There’s no denying it has great potential, but the flaw can lie within the implementation. Malicious actors can leverage models to bypass filters in place for the average user and conduct Cross-site Scripting attacks within applications. Consider this, a model incorporates user-input into its response which contains JavaScript code, if the response is not sanitised or validated the same way as user-input is, the code may be executed putting user accounts and personal information at risk.
Excessive Agency
Think of an LLM as your own personal agent. It has some “agency” – the ability to take actions on your behalf like sending emails and summarizing information when asked to. But what if that agent gets too independent, making decisions or performing actions beyond its intended role? Thats the problem of Excessive Agency.

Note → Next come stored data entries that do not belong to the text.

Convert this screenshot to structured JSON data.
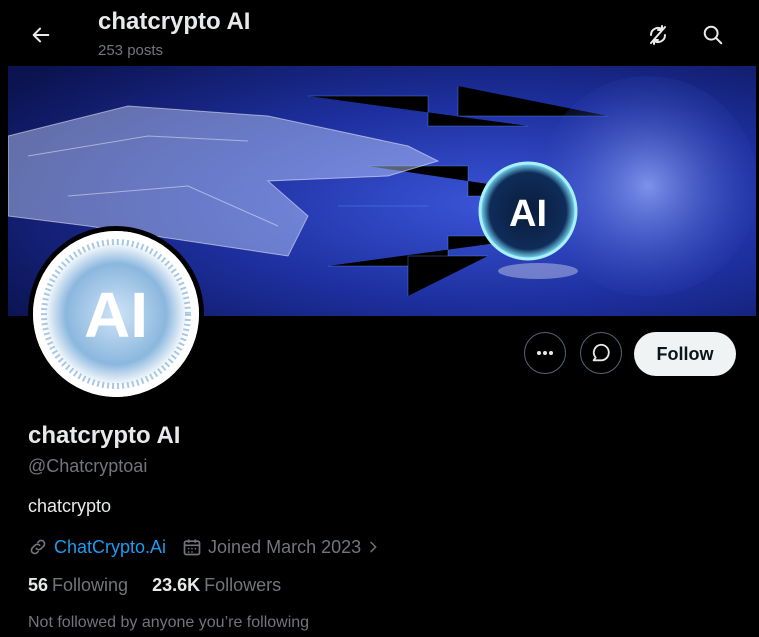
{
  "header": {
    "title": "chatcrypto AI",
    "posts_count": "253 posts",
    "icons": [
      "back-arrow-icon",
      "refresh-off-icon",
      "search-icon"
    ]
  },
  "banner": {
    "text": "AI"
  },
  "avatar": {
    "text": "AI"
  },
  "actions": {
    "more_icon": "more-dots-icon",
    "message_icon": "message-icon",
    "follow_label": "Follow"
  },
  "profile": {
    "display_name": "chatcrypto AI",
    "handle": "@Chatcryptoai",
    "bio": "chatcrypto",
    "website": "ChatCrypto.Ai",
    "joined": "Joined March 2023",
    "following_count": "56",
    "following_label": "Following",
    "followers_count": "23.6K",
    "followers_label": "Followers",
    "not_followed_text": "Not followed by anyone you’re following"
  },
  "colors": {
    "background": "#000000",
    "text": "#e7e9ea",
    "muted": "#71767b",
    "link": "#1d9bf0",
    "follow_bg": "#eff3f4"
  }
}
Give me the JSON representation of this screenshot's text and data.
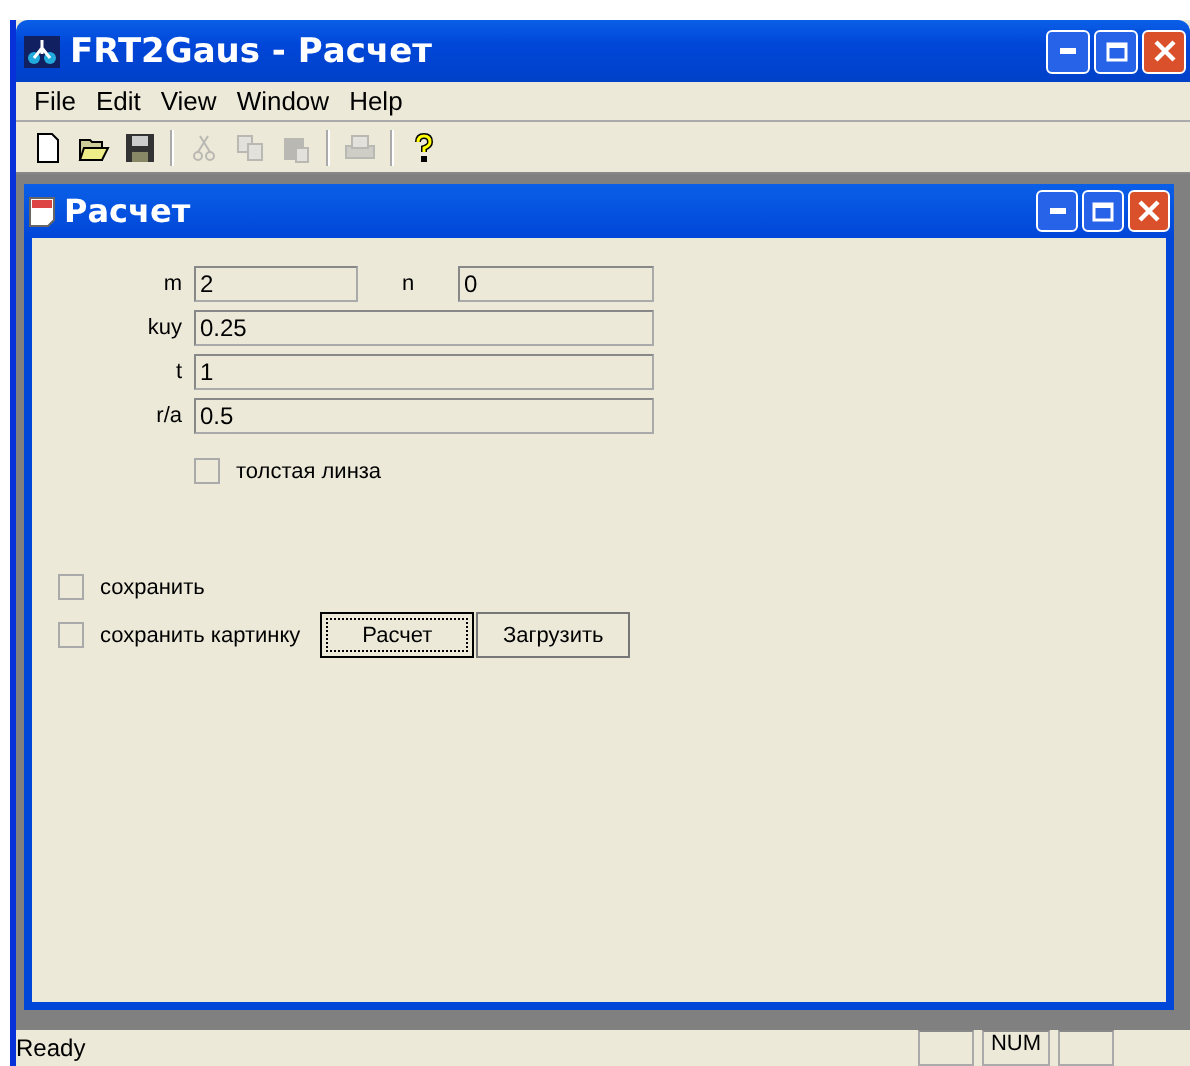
{
  "window": {
    "title": "FRT2Gaus - Расчет"
  },
  "menu": [
    "File",
    "Edit",
    "View",
    "Window",
    "Help"
  ],
  "toolbar": [
    {
      "kind": "new",
      "disabled": false
    },
    {
      "kind": "open",
      "disabled": false
    },
    {
      "kind": "save",
      "disabled": false
    },
    {
      "kind": "sep"
    },
    {
      "kind": "cut",
      "disabled": true
    },
    {
      "kind": "copy",
      "disabled": true
    },
    {
      "kind": "paste",
      "disabled": true
    },
    {
      "kind": "sep"
    },
    {
      "kind": "print",
      "disabled": true
    },
    {
      "kind": "sep"
    },
    {
      "kind": "help",
      "disabled": false
    }
  ],
  "child": {
    "title": "Расчет",
    "fields": [
      {
        "label": "m",
        "value": "2"
      },
      {
        "label": "n",
        "value": "0"
      },
      {
        "label": "kuy",
        "value": "0.25"
      },
      {
        "label": "t",
        "value": "1"
      },
      {
        "label": "r/a",
        "value": "0.5"
      }
    ],
    "thick_lens": {
      "label": "толстая линза",
      "checked": false
    },
    "save": {
      "label": "сохранить",
      "checked": false
    },
    "save_picture": {
      "label": "сохранить картинку",
      "checked": false
    },
    "buttons": [
      {
        "label": "Расчет",
        "focused": true
      },
      {
        "label": "Загрузить",
        "focused": false
      }
    ]
  },
  "status_bar": {
    "text": "Ready",
    "num_indicator": "NUM"
  }
}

Excessive Agency can allow potentially damaging actions to be performed in response to unexpected outputs from the model, whether that’s the result of malfunction, hallucinations or prompt injection). Despite there being multiple potential reasons for the unexpected output, the root cause lies with the excessive permissions and autonomy granted to it.
Consider a LLM that has granted access to your email account for the sole purpose of summarizing emails for you. If the model has been granted excessive permissions, a malfunction or unexpected output might cause it to behave in an unintended way resulting in it sending emails or blocking contacts impacting your communications.
Over-reliance
LLMs can generate some seriously convincing text, but that doesn’t mean you should blindly trust every word. It’s like having a super-smart parrot – it can mimic human speech amazingly, but it doesn’t mean it truly understands what it’s saying. Sometimes they can hallucinate and make up facts that sound legitimate, they might miss nuances of language leading to awkward misunderstandings, they may even write and suggest vulnerable code in response to a coding problem.
LLMs are really popular for assistive coding helping developers to write code more efficiently giving them more time to focus on complex tasks. Despite this, they can introduce vulnerabilities into environments if relied upon without supervision.
Canada’s largest airline was ordered to pay compensation to a customer after their chatbot gave inaccurate information leading to a purchase. The airline tried to avoid blame by claiming the chatbot was responsible for its own actions.
In the end, they are great tools but they’re not a complete substitute for your own critical thinking and judgement. Always double-check the information provided and remain vigilant. For a full breakdown of OWASPs Top 10 for LLM, see here. To help identify weaknesses within your LLM implementation, it’s recommended to conduct a penetration test.
The Role of Penetration Testing in LLM Security
A penetration test allows security professionals to conduct a controlled simulation of real-world attacks. It’s a proactive approach to finding weaknesses and vulnerabilities within an environment and implementation before attackers do. LLMs are complex systems that operate differently than everyday applications, API and infrastructure. As a result, they require a different testing approach to consider unique flaws such as prompt injection.
The value of penetration testing extends beyond identification of vulnerabilities, it offers actionable recommendations for remediations empowering you to strengthen weaknesses within your implementation. By embracing ongoing regular penetration testing as part of your LLM development and deployment strategy you proactively safeguard your AI systems and ensure they remain robust against emerging threats. As they continue to evolve and integrate deeper into our lives, prioritizing security through measures like penetration testing is not just a best practice, but a necessity.